City Case Description: Tallinn & Cultural Heritage Organisations as Innovation Leaders

What happens when one of the world’s most digitised cultural sectors struggles to turn data into dialogue? In Tallinn, cultural and educational actors explore how digital heritage can become a platform for collaboration, learning, and sustainable futures thinking.

City Case Description: Tallinn & Cultural Heritage Organisations as Innovation Leaders

How does “prototyping” work?

This City Case Description is the outcome of a policy prototyping exercise within a city ecosystem.
Once the ekip research team has explored a policy area and its connection to cultural and creative
industries (CCIs) and innovation, we ask: what would this mean in a local city context?

Together with local stakeholders, we test how a draft policy recommendation might stimulate innovation.
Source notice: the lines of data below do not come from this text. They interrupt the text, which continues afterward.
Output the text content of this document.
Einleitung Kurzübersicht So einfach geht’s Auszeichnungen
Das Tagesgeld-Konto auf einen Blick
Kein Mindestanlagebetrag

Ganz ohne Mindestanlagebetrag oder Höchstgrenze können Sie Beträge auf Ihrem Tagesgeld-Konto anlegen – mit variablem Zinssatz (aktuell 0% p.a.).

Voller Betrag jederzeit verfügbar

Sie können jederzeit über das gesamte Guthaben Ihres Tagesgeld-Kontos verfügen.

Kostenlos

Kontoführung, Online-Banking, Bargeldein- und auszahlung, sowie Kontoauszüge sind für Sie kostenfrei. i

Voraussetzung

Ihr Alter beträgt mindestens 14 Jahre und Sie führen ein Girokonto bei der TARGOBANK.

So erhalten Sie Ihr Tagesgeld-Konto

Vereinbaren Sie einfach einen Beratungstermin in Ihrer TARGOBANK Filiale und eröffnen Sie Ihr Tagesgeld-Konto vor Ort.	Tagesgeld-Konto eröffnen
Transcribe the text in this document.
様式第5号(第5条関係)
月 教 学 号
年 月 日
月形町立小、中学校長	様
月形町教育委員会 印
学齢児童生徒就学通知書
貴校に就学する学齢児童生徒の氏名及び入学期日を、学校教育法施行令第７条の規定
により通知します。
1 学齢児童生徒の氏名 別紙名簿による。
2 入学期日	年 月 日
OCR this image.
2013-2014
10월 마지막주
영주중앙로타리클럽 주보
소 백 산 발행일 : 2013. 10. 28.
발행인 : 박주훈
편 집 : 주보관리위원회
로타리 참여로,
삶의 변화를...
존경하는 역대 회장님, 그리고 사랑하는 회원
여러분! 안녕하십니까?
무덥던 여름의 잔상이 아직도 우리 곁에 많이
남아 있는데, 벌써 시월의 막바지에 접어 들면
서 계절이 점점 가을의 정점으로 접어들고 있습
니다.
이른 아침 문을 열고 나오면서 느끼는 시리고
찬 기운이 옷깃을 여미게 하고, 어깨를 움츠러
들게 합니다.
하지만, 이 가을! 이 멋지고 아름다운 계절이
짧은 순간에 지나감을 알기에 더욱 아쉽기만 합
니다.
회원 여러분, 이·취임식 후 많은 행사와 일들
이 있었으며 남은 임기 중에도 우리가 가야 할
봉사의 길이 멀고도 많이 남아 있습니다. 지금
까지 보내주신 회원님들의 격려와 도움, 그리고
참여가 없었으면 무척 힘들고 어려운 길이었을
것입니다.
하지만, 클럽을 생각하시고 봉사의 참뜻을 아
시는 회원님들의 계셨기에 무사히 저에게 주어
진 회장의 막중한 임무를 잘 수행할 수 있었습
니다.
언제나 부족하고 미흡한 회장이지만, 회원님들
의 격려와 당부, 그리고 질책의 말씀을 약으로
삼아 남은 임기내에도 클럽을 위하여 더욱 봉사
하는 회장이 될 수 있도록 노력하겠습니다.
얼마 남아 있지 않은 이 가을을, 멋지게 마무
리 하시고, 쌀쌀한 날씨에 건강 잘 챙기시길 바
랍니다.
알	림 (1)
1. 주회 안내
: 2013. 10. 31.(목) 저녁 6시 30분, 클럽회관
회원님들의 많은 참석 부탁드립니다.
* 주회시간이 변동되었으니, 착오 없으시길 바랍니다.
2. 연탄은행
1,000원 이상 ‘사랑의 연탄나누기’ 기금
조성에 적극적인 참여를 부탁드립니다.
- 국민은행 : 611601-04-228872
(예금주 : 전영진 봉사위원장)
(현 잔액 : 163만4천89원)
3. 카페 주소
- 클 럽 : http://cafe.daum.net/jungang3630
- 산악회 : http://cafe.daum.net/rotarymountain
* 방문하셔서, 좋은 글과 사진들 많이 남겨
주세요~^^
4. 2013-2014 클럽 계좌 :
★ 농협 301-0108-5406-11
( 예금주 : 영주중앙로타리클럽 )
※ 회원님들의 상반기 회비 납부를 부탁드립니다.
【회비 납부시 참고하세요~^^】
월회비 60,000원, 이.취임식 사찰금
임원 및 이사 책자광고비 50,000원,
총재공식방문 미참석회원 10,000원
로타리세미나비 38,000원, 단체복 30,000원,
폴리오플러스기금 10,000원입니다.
Using Portfolio Sensemaking, stakeholders simulate an innovation portfolio, analyse the strengths and gaps of the local support system, and identify what resources are needed to realise the portfolio.

Tallin Context & Area of Focus

Estonia’s cultural heritage organisations are highly digitized but underused as active spaces for societal dialogue. There’s a growing need to connect science, culture, and public engagement — especially around climate change, sustainability, and social cohesion. While the national government supports digitalization, there’s no framework for creative use of technologies (AI, VR) in cultural or educational contexts.

Innovation here is driven by bottom-up institutional creativity (museums, universities) within a policy vacuum that lacks dedicated funding and coordination.

The challenge is to transform digital heritage from a static archive into a dynamic platform for futures thinking. Education and cultural sectors remain fragmented. Current systems are project based and short-term, with interoperability and copyright challenges blocking broader use.

The innovation emerges in a national context of strong digital potential but weak sectoral integration, where libraries could become bridging institutions linking CH data, schools, and lifelong learning ecosystems.